Crédits photos

Cynorrhodon
© Gonzalo Ossa

Le Parc national des Écrins dans la tourmente

9 janv. 2014

La réforme de 2006 des parcs nationaux portait en germe les problèmes rencontrés en Vanoise (lire ici et ). Mais l’élargissement des missions à la zone d’adhésion conjugué à des baisses significatives de moyens fragilise les établissements publics. Retrouvez ci-dessous le témoignage de Michel Bouche, salarié du Parc des Écrins et Secrétaire de la section syndicale SNE/FSU, sur la situation dans ce "parc européen de la haute montagne".

Jusqu’alors épargnés par les divers dispositifs de révision des politiques publiques visant à diminuer les déficits, les parcs nationaux sont aujourd’hui touchés de plein fouet.

Le Parc national des Écrins en particulier connaît une baisse drastique de ses budgets et de ses effectifs qui le conduit à la limite de sa capacité de fonctionnement. Récemment, la presse s’est fait l’écho d’une rallonge de 300 000 € sur le budget de ce Parc.

Pourtant la réalité est tout autre :

  • En 2012, 25 % du budget annuel sont amputés ;
  • en 2013, ce dernier est encore en baisse de 6% et le budget prévisionnel de 2014 est diminué de 4% par rapport au prévisionnel 2013.
  • En 2009, le plafond d’emploi était de 110 postes : il est aujourd’hui de 98 avec un objectif à 90 en 2015, soit 20 % de baisse en 6 ans…..

A l’heure où le Parc national s’engage avec les communes adhérentes à sa charte sur des actions ambitieuses qui devaient promouvoir un développement durable du territoire, l’État se désengage.
Comment peut-on croire qu’il est possible de faire plus et mieux avec moins de moyens et moins de personnel ? Qu’une réorganisation de l’établissement va tout arranger ?

Pour 2014, les marges d’action du Parc national des Écrins sont extrêmement faibles, au point que de nombreuses actions habituellement consacrées à nos partenaires ne pourront être reconduites malgré des attentes légitimes.
Les ambitions scientifiques du Parc sont également revues à la baisse, et des pans entiers de la connaissance, ainsi que les compétences qui les accompagnaient, sont abandonnés.

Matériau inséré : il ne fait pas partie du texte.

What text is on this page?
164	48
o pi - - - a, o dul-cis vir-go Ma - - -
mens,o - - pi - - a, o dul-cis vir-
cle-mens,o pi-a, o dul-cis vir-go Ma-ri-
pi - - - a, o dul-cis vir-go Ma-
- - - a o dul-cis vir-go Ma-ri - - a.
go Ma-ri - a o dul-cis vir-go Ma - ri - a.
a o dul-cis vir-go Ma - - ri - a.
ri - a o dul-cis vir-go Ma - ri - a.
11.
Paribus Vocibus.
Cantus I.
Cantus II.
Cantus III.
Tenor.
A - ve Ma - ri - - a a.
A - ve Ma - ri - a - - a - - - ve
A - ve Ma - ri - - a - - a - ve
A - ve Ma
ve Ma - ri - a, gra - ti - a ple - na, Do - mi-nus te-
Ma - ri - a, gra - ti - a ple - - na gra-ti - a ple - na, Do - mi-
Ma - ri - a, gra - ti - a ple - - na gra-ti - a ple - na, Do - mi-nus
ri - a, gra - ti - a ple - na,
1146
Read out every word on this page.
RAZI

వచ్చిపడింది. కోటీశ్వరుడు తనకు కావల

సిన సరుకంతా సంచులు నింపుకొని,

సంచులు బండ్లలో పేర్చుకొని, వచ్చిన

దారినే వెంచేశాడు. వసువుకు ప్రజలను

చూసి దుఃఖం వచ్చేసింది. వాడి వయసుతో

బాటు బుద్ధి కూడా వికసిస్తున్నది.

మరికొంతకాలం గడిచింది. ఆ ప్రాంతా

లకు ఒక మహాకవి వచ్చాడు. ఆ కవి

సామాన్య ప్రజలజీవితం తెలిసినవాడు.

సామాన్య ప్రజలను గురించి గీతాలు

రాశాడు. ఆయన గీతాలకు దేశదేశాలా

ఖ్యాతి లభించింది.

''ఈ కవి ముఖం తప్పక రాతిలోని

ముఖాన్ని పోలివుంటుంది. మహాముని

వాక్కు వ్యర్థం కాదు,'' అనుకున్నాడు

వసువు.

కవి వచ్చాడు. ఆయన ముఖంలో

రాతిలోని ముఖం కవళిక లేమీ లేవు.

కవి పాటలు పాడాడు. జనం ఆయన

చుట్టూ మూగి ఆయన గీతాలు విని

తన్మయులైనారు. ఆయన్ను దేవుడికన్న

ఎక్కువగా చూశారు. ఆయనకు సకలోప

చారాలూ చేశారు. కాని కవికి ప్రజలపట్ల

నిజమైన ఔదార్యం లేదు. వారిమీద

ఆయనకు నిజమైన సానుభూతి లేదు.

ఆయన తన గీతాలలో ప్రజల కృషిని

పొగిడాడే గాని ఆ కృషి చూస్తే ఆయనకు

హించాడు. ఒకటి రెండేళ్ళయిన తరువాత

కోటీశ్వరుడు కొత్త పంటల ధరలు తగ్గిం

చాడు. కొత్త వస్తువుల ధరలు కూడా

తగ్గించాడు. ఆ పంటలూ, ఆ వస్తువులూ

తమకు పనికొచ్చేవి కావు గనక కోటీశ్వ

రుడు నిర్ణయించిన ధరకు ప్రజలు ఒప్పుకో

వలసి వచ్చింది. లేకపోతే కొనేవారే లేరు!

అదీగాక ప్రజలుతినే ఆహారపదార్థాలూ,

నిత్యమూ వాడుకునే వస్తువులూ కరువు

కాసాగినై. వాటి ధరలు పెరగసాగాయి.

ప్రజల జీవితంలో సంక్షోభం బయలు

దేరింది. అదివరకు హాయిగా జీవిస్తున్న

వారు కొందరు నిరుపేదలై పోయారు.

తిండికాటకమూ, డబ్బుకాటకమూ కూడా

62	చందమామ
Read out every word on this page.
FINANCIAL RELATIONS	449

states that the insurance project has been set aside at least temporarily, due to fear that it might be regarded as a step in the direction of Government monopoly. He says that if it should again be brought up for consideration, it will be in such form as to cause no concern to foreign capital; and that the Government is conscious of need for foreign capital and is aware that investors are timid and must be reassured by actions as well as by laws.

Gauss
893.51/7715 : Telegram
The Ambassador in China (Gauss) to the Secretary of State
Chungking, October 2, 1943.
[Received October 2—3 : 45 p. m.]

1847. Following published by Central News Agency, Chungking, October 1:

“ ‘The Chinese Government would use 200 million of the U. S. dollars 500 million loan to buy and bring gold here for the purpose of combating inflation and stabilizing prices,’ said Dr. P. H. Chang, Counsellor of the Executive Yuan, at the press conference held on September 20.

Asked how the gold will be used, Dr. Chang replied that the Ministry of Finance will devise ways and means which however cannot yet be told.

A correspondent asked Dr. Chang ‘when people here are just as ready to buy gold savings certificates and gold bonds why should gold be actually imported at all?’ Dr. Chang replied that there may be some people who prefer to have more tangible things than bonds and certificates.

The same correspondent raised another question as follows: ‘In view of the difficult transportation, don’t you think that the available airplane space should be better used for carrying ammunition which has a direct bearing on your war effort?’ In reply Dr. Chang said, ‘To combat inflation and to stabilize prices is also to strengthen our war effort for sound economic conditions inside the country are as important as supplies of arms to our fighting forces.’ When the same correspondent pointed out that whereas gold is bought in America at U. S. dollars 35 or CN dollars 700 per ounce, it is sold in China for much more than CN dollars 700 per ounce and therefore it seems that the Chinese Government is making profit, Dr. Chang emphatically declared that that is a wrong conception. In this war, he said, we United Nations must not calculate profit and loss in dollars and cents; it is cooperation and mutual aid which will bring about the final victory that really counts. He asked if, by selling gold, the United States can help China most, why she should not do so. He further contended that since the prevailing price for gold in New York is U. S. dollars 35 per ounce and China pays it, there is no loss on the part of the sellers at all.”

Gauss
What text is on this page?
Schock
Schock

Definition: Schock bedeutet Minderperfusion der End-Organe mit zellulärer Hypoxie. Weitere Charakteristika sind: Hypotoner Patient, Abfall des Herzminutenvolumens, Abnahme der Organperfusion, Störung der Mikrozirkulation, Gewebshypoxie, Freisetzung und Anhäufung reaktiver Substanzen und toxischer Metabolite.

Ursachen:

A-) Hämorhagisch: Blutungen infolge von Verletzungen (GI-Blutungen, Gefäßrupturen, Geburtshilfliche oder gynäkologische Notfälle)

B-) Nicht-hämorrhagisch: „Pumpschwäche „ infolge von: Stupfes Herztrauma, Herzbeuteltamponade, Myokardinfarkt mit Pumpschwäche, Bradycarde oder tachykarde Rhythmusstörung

L’état encourage l’autofinancement et le recours au mécénat, pour ne pas dire au sponsoring. Mais ces activités, avant de donner des moyens, exigent du personnel. Et que dire de l’indépendance des actions des Parcs nationaux lorsqu’ils seront tributaires de lobbies et de multinationales ?

La réalité des Parcs nationaux, fers de lance de la protection de l’environnement, exemples de service public, et de leur personnel passionné par ses missions est en train de disparaître au profit d’une simple vitrine, alibi des engagements de la France en matière d’environnement.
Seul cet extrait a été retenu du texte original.